Goldman Sachs: HUA HONG SEMI (01347) narrows operating losses in the third quarter and exceeds expectations, maintaining target price of HK$117.
The company forecasted a 2% to 4% quarterly revenue growth for the fourth quarter, with a gross profit margin of 12% to 14%, reflecting sustained recovery.
Goldman Sachs released a research report stating that it has lowered its earnings forecast for HUA HONG SEMI (01347) for 2025 by 2%, mainly reflecting slightly lower than expected earnings per share in the third quarter; gross profit margin forecasts for 2026 to 2029 have been raised by 0.4%, 0.3%, 0.2%, and 0.1 percentage points respectively, with average capital expenditure forecasts increasing by 1% to 2% during the period; the target price is maintained at 117 Hong Kong dollars, with a "buy" rating.

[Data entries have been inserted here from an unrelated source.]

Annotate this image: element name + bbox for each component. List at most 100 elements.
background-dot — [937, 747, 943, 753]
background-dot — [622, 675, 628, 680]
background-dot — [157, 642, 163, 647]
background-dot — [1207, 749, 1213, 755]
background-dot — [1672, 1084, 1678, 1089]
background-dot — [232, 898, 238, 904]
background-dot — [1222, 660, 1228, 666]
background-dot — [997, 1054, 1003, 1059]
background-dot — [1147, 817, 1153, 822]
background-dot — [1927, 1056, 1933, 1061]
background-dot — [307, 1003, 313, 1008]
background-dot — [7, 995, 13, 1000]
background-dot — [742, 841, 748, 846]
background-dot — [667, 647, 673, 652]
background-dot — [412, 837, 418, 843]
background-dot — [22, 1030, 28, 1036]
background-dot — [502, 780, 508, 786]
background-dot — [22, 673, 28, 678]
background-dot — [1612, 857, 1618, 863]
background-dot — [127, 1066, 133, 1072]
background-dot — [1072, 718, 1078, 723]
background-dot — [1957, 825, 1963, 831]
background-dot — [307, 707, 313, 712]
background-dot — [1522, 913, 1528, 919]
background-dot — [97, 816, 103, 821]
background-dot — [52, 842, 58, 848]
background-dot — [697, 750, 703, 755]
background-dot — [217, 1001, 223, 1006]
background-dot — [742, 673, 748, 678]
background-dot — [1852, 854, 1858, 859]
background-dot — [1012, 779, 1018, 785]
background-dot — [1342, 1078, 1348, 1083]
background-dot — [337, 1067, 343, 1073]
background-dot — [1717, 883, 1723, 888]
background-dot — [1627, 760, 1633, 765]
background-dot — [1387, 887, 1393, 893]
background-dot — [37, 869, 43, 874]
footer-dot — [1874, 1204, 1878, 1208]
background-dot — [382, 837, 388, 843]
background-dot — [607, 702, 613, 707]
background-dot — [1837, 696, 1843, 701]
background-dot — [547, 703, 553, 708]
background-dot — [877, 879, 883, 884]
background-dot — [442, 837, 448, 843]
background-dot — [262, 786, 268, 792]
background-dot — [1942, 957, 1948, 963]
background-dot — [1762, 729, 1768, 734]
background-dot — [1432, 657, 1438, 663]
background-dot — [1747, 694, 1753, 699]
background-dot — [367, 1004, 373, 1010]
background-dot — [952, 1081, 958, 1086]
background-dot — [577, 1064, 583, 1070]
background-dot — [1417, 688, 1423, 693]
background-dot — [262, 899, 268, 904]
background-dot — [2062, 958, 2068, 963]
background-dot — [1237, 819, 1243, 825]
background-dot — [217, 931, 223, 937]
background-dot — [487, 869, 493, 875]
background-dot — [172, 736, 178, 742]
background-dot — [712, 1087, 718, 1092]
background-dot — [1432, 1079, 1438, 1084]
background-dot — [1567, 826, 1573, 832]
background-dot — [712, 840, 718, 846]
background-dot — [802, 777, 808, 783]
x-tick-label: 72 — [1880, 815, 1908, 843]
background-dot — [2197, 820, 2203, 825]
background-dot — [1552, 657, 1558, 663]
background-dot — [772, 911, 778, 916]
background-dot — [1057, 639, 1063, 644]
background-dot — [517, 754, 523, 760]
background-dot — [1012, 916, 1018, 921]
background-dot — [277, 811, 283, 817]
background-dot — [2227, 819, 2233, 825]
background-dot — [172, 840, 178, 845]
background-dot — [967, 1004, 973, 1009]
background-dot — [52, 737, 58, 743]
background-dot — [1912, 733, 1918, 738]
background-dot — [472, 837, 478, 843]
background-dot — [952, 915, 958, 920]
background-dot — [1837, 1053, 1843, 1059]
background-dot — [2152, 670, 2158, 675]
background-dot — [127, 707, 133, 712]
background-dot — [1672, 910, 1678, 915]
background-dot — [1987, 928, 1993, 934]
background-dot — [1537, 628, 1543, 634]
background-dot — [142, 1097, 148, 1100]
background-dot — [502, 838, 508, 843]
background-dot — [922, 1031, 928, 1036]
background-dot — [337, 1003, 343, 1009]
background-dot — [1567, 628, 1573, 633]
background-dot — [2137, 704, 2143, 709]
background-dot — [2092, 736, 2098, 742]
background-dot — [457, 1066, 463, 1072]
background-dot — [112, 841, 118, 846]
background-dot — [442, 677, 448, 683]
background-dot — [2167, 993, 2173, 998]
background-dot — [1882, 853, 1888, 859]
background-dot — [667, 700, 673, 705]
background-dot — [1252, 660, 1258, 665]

In the third quarter, HUA HONG SEMI reported revenue of 635 million US dollars, representing a year-on-year and quarterly increase of 21% and 12% respectively, in line with guidance; gross profit margin was 13.5%, showing improvements compared to 10.9% in the previous quarter and 12.2% in the same period last year, exceeding the company's guidance and the bank's and market expectations. Operating losses narrowed to 15 million US dollars, better than market expectations, while net profit of 26 million US dollars was 13% lower than the bank's expectations but higher than market expectations, due to increased tax expenses. The company guided for a 2% to 4% quarterly revenue growth in the fourth quarter, with a gross profit margin of 12% to 14%, reflecting continued recovery. In terms of the median calculation, revenue guidance is 7% lower than the bank's and market expectations, while the gross profit margin guidance is 1% and 1.7 percentage points higher than the bank's and market expectations, respectively.